Die 61-Jährige Simonis hatte auch im vom Ältestenrat angesetzten vierten Wahlgang nur 34 Stimmen erhalten, so dass ihr mindestens ein Abgeordneter aus dem Lager von SPD, Grünen und SSW die Gefolgschaft verweigerte. Da auch ihr Herausforderer, der CDU-Fraktionschef Peter Harry Carstensen (58), 34 Stimmen erhielt, gab es wie in der dritten Abstimmungsrunde ein Patt. SPD-Fraktionschef Lothar Hay beantragte daraufhin eine einstündige Unterbrechung der Sitzung. Dabei wollten die Fraktionen erneut das weitere Vorgehen beraten. Simonis reagierte sichtlich deprimiert und niedergeschlagen auf das Wahlergebnis. Wie bereits im dritten Wahlgang hätte eine einfache Mehrheit zur Wahl gereicht, während in den beiden ersten Runden eine qualifizierte Mehrheit nötig gewesen wäre. Carstensen hatte im ersten Wahlgang zunächst 33, danach ebenfalls stets 34 Stimmen erhalten. Rot-Grün und Südschleswigscher Wählerverband (SSW) haben 35 Sitze, CDU/FDP 34.

SPD, Grüne und SSW waren vor der Ältestenrat-Entscheidung zu einer Krisensitzung zusammengetreten. Die Spitzen von Grünen und SSW kamen zu einer Fraktionssitzung der SPD hinzu, die bereits hinter verschlossenen Türen beriet. Simonis war ebenfalls mit dabei. Sie hatte eigentlich fest mit der Unterstützung aller Stimmen aus SPD, Grünen und SSW gerechnet.
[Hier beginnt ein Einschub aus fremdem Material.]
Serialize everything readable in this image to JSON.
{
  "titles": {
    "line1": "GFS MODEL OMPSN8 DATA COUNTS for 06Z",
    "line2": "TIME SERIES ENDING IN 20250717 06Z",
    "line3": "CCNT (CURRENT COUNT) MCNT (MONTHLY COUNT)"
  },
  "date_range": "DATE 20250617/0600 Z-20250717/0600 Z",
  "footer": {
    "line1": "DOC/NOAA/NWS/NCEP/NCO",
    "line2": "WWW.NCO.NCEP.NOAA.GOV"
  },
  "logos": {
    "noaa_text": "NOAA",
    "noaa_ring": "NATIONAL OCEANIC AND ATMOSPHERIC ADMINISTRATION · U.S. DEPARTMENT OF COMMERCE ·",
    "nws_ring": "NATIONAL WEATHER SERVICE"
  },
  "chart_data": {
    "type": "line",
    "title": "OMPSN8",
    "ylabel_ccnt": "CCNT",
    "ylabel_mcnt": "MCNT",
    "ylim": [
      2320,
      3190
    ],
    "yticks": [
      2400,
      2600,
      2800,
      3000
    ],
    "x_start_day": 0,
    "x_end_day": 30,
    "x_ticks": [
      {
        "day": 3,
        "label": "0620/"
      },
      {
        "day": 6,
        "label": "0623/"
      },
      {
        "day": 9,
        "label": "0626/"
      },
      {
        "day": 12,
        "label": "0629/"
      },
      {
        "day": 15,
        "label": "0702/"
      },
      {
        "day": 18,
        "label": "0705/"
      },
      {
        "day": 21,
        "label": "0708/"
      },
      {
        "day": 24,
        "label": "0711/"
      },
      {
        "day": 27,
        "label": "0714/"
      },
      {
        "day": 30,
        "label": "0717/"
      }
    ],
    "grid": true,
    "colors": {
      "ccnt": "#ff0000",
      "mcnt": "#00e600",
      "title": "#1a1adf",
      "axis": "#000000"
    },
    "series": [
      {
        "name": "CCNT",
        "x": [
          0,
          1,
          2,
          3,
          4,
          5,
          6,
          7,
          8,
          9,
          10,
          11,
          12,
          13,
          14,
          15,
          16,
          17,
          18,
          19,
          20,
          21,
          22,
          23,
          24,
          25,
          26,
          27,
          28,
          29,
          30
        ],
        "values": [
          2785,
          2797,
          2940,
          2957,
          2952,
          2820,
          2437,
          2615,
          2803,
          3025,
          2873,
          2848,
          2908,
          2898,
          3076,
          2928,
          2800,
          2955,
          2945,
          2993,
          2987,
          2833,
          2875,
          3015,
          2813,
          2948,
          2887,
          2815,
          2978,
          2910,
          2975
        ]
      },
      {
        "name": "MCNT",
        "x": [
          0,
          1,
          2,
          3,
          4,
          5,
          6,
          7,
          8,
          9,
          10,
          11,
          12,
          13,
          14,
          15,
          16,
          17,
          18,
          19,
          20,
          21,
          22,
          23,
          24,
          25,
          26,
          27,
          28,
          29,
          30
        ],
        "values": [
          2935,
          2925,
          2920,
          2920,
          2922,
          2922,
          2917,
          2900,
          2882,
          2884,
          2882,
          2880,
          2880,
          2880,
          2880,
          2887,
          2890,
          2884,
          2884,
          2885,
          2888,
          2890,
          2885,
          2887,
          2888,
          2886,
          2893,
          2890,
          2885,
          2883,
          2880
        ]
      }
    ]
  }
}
Die CDU forderte die SPD erneut zur Bildung einer großen Koalition auf. CDU-Generalsekretär Volker Kauder sagte am Donnerstag in Berlin, ein entsprechendes Angebot werde die Landespartei in Kürze unterbreiten. „Die CDU in Schleswig-Holstein wird der SPD das Angebot machen, jetzt keine weiteren Wahlgänge durchzuführen, sondern in Koalitionsverhandlungen einzutreten.“ Ziel müsse die Bildung einer großen Koalition mit dem CDU-Spitzenkandidaten Peter Harry Carstensen als Ministerpräsidenten sein.